If we combine both methods we can combine the strengths of both models and potentially get more accurate predictions.

In [23]:
#Imports
import pandas as pd
import numpy as np
import pickle

from sklearn.ensemble import RandomForestClassifier
from sklearn import svm
from sklearn.metrics import accuracy_score
from sklearn.model_selection import train_test_split
from sklearn.feature_extraction.text import TfidfVectorizer

#TextPreprocess.py provides functions for preprocessing a piece of text and a dataset
from TextPreprocess import preprocessText, preprocessDataset

## Text Preprocessing

In [24]:
# Reading dataset from .csv file
dataset = pd.read_csv('Datasets/fake_or_real_news.csv')

# Separating labels from rest of dataset
labels = dataset.label

dataset.head()

Unnamed: 0.1,Unnamed: 0,title,text,label
0,8476,You Can Smell Hillary’s Fear,"Daniel Greenfield, a Shillman Journalism Fello...",FAKE
1,10294,Watch The Exact Moment Paul Ryan Committed Pol...,Google Pinterest Digg Linkedin Reddit Stumbleu...,FAKE
2,3608,Kerry to go to Paris in gesture of sympathy,U.S. Secretary of State John F. Kerry said Mon...,REAL
3,10142,Bernie supporters on Twitter erupt in anger ag...,"— Kaydee King (@KaydeeKing) November 9, 2016 T...",FAKE
4,875,The Battle of New York: Why This Primary Matters,It's primary day in New York and front-runners...,REAL


In [25]:
# Preprocessing data

#preprocessDataset((dataset to process), (name of column with text to be processed)
preprocessedData = preprocessDataset(dataset, 'text')

In [26]:
preprocessedData.head()

0    daniel greenfield shillman journalism fellow f...
1    google pinterest digg linkedin reddit stumbleu...
2    u secretary state john f kerry said monday sto...
3    kaydee king kaydeeking november 9 2016 lesson ...
4    primary day new york frontrunners hillary clin...
Name: text, dtype: object

In [27]:
# Split data into training and testing
x_train, x_test, y_train, y_test = train_test_split(preprocessedData, labels, test_size= 0.2, random_state= 7)

In [28]:
# Vectorize text so we can feed it to algorithms

#TFIDF Vectorizer
tfidf_vectorizer = TfidfVectorizer(stop_words= 'english', max_df= 0.7)

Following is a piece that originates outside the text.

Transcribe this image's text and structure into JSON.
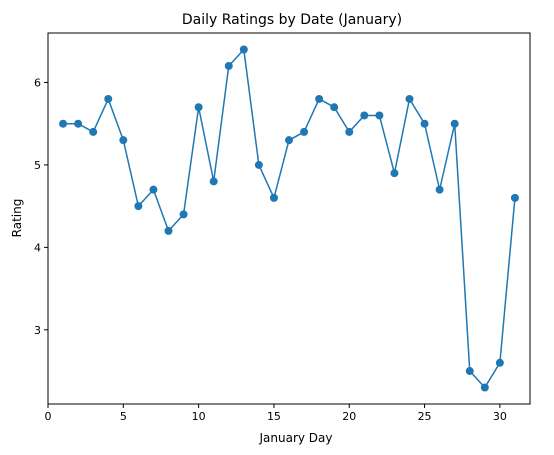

tfidf_train = tfidf_vectorizer.fit_transform(x_train)
tfidf_test = tfidf_vectorizer.transform(x_test)

# Models

### SVM

In [29]:
#Setting up and training the SVM
svm_model = svm.SVC(kernel='linear')
svm_model.fit(tfidf_train, y_train)

### Random Forest

In [30]:
#Setting up and training the random forest model on the same data as the SVM
rf = RandomForestClassifier()

rf.fit(tfidf_train, y_train)

## Prediction and Accuracy

In [31]:
#predict labels for testing set from both models

y_pred_svm = svm_model.predict(tfidf_test)

y_pred_rf = rf.predict(tfidf_test)

In [32]:
accuracy_svm = accuracy_score(y_test, y_pred_svm)
print("SVM Accuracy: ", accuracy_svm)

accuracy_rf = accuracy_score(y_test, y_pred_rf)
print("Random Forest Accuracy: ", accuracy_rf)

SVM Accuracy:  0.9265982636148382
Random Forest Accuracy:  0.8950276243093923


## Test own Text

In [34]:
# Sample text taken from RTE.ie
filePath = 'Test_Text.txt'

with open(filePath, 'r', encoding= 'utf-8') as file:
    sample_text = file.read()

#preprocessText(Text to be processed)
preprocessedText = preprocessText(sample_text)

tfidf_sampleText = tfidf_vectorizer.transform([preprocessedText])

samplePred_SVM = svm_model.predict(tfidf_sampleText)
#SVM_confidence = svm_model.predict_proba(tfidf_sampleText)

samplePred_RF = rf.predict(tfidf_sampleText)
RF_confidence = rf.predict_proba(tfidf_sampleText)

print("Predicted Label SVM: ", samplePred_SVM)
#print("SVM Confidence = ", SVM_confidence)
print("Predicted Label RF: ", samplePred_RF)
print("RF Confidence = ", RF_confidence)


Predicted Label SVM:  ['REAL']
Predicted Label RF:  ['REAL']
RF Confidence =  [[0.34 0.66]]